Sunday was Mujahid Day in Afghanistan, a national holiday to celebrate the Afghan Mujahideen’s military victory over the Red Army, the culmination of a 10-year struggle that many believe hastened the demise of the Soviet Union. But Afghanistan’s victory was short lived and the country quickly descended into civil war.

Now, more than 20 years after the Soviets withdrew, the country still is wracked by war and many former anti-Soviet fighters from the north now fight with the government against former comrades from the south and east who joined the Taliban.

Mohammad Hamimi joined the fight against the Soviets in his 20s and rose to become a commander under famed Northern Alliance leader Ahmad Shah Massoud, who later battled the Taliban in northern Afghanistan. Hamimi later became governor of Logar and Badakhshan provinces. He said the time of jihad, or holy war, against the Soviets were days of high morale and hope for the future, despite daily privations and the constant threat of death from the better-armed Soviet army and air force.

“Thirty-two friends were killed in a single day, but there was not a single tear shed because they died for the goal of making their country free,” Hamimi said.

Now 55, with a healthy dose of gray in his close-cropped beard, Hamimi is worried the fight was for naught. He blames the civil war of the early 1990s and America’s failure to crush the Taliban early after their invasion of Afghanistan in 2001.

“The [civil] war ruined everything and definitely everyone gets frustrated with this situation,” he said.

Even the crowd that gathered Sunday at the wedding hall showed how much the Afghan population had fractured since the days of a nation unified in a fight against a common enemy. The hall was filled with members of the Northern Alliance, a group of fighters largely made up of ethnic Tajiks, who fell out with their Pashtun and Hazara comrades after the Soviet War. Those divisions persist today, fueled by bitter memories of the civil war in the early 1990s that brought street-by-street fighting to Kabul and left tens of thousands dead.

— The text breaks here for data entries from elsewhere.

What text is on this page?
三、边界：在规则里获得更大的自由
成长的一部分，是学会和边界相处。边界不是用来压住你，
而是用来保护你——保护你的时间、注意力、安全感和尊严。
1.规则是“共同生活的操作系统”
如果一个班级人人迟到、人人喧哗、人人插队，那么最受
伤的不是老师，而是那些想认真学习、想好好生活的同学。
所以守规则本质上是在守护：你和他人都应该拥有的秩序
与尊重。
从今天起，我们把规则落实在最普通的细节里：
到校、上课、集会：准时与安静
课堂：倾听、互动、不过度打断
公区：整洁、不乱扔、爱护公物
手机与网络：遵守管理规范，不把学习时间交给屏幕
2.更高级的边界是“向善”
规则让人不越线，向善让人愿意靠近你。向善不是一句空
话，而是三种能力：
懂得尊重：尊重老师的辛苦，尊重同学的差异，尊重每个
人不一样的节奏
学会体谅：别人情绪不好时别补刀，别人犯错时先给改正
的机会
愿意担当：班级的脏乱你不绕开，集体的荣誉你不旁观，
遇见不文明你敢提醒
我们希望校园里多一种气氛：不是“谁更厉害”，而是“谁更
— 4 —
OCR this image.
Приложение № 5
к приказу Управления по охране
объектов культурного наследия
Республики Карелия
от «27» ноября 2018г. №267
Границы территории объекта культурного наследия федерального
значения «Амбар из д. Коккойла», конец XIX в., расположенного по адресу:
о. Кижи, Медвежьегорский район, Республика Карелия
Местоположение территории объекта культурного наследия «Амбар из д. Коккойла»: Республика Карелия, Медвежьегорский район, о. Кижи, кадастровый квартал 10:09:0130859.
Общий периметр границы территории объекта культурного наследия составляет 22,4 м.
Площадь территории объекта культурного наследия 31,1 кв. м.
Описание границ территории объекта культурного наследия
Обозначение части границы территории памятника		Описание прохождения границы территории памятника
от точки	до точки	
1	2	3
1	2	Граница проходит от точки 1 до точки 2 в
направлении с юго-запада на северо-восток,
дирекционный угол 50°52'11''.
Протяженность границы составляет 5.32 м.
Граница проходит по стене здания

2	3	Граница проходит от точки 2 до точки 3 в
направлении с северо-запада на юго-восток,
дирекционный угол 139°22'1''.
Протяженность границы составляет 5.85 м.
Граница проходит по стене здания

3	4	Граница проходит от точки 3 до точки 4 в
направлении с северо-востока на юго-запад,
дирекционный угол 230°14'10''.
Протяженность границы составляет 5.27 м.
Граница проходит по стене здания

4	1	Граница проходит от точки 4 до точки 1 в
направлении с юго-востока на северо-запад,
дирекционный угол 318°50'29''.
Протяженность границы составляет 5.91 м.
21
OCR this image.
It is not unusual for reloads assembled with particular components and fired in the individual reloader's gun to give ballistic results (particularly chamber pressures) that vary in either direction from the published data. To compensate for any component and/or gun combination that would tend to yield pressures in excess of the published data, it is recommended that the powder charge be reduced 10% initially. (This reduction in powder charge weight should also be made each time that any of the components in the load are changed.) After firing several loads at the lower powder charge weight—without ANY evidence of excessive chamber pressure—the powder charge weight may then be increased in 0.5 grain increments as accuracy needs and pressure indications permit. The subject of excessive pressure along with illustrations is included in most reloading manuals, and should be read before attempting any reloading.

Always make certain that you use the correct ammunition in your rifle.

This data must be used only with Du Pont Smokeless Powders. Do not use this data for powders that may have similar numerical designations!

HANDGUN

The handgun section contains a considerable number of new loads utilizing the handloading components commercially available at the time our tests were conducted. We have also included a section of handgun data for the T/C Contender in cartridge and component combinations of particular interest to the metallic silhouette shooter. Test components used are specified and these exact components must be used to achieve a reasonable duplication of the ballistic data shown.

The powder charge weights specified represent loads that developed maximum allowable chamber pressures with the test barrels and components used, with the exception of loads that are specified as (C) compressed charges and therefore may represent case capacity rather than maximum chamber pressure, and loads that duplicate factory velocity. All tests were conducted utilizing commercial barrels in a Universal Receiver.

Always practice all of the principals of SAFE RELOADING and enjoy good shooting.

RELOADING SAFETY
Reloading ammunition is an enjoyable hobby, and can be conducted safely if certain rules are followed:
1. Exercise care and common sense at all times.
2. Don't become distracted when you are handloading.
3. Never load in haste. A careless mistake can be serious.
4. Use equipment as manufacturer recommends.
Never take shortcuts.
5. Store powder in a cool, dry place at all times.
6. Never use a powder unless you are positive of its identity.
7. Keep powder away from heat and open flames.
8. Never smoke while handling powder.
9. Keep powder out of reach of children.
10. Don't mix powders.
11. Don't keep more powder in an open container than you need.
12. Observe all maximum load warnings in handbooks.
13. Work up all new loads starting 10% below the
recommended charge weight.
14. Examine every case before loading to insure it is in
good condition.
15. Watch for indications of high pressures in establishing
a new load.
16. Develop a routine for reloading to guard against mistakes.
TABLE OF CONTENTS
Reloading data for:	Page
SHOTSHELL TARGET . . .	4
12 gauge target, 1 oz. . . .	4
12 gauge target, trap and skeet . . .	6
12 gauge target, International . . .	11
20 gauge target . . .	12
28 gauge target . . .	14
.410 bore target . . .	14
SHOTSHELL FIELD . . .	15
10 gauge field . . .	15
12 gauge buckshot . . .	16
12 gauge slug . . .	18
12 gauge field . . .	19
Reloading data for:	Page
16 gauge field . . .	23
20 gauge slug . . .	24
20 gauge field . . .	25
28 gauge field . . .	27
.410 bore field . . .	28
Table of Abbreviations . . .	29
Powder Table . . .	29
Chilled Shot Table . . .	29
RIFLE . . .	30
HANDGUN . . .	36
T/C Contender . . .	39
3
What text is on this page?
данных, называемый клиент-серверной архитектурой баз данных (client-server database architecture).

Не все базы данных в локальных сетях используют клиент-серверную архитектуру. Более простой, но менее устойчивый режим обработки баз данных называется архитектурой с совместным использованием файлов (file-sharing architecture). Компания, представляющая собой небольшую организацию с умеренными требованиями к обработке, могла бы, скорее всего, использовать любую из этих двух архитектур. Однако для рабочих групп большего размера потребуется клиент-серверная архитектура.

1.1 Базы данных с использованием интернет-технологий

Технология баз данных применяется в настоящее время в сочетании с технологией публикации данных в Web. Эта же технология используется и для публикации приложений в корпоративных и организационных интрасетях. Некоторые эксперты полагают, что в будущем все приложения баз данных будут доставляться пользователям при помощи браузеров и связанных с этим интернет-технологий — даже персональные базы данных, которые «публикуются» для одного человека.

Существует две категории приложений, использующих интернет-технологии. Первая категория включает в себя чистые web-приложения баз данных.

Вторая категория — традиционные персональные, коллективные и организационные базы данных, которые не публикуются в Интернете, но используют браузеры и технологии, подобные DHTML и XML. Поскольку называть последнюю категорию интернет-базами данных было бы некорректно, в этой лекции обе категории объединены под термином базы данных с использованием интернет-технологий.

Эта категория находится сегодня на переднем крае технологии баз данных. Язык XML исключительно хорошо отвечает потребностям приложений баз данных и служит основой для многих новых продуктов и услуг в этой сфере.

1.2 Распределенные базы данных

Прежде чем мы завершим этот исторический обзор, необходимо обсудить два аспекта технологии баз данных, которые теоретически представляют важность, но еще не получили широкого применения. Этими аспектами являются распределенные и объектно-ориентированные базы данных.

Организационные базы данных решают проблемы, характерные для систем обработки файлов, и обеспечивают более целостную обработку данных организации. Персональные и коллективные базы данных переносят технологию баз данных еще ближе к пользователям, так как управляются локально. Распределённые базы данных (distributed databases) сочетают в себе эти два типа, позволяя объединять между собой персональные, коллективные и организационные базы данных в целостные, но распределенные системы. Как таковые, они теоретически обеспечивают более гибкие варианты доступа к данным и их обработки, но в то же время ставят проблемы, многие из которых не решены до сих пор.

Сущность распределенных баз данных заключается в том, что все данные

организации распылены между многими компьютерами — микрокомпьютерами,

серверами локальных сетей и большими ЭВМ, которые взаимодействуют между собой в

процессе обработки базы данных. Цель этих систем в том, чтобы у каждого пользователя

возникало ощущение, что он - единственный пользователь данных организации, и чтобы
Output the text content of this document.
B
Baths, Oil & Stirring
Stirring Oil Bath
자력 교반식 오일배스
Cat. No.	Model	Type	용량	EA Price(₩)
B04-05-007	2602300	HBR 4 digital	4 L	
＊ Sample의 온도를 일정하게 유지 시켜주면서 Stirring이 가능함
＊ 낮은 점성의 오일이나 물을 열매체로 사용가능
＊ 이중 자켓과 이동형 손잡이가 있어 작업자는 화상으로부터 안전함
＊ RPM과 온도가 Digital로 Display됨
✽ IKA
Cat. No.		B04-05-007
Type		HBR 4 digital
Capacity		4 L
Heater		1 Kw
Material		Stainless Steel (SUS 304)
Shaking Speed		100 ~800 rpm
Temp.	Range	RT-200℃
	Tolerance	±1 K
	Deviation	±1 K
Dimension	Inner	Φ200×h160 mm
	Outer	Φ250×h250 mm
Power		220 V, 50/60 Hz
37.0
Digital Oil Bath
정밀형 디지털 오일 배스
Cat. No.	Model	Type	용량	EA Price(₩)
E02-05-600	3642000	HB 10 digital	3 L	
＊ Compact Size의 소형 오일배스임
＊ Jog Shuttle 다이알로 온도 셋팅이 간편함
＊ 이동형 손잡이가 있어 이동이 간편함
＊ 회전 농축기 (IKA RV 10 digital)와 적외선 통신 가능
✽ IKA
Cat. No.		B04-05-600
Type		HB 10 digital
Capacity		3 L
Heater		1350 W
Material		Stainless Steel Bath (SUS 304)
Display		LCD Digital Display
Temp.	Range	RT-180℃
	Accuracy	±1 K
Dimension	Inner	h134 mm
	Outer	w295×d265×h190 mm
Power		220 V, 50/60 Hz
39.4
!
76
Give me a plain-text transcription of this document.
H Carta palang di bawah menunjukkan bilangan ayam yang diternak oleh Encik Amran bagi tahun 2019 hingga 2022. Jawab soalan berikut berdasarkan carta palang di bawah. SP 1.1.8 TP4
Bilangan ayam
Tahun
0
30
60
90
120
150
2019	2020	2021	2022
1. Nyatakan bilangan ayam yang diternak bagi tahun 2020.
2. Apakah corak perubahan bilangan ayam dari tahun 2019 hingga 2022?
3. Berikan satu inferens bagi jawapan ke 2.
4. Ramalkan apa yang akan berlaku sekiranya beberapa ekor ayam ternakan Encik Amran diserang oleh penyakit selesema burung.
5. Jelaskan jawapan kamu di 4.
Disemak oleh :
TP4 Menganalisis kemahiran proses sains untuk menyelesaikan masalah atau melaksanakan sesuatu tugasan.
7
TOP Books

Zaidullah Ghayani, president of the Mujahideen High Council — a group that advocates for veterans of the Soviet War — said his fellow fighters had high hopes that their victory would bring lasting peace to Afghanistan and are dispirited at the state of the country.

“Our leaders were not able to maintain that achievement,” he said. “All our ambitions were mixed with dirt.”

Even amid lofty speeches from politicians about the achievements of the Mujahideen and the state of Afghanistan, the former fighters in attendance said they are concerned about the future of their country.

“Muslims always have hope from God, but with this situation, we don’t know what will happen,” Hamwar said.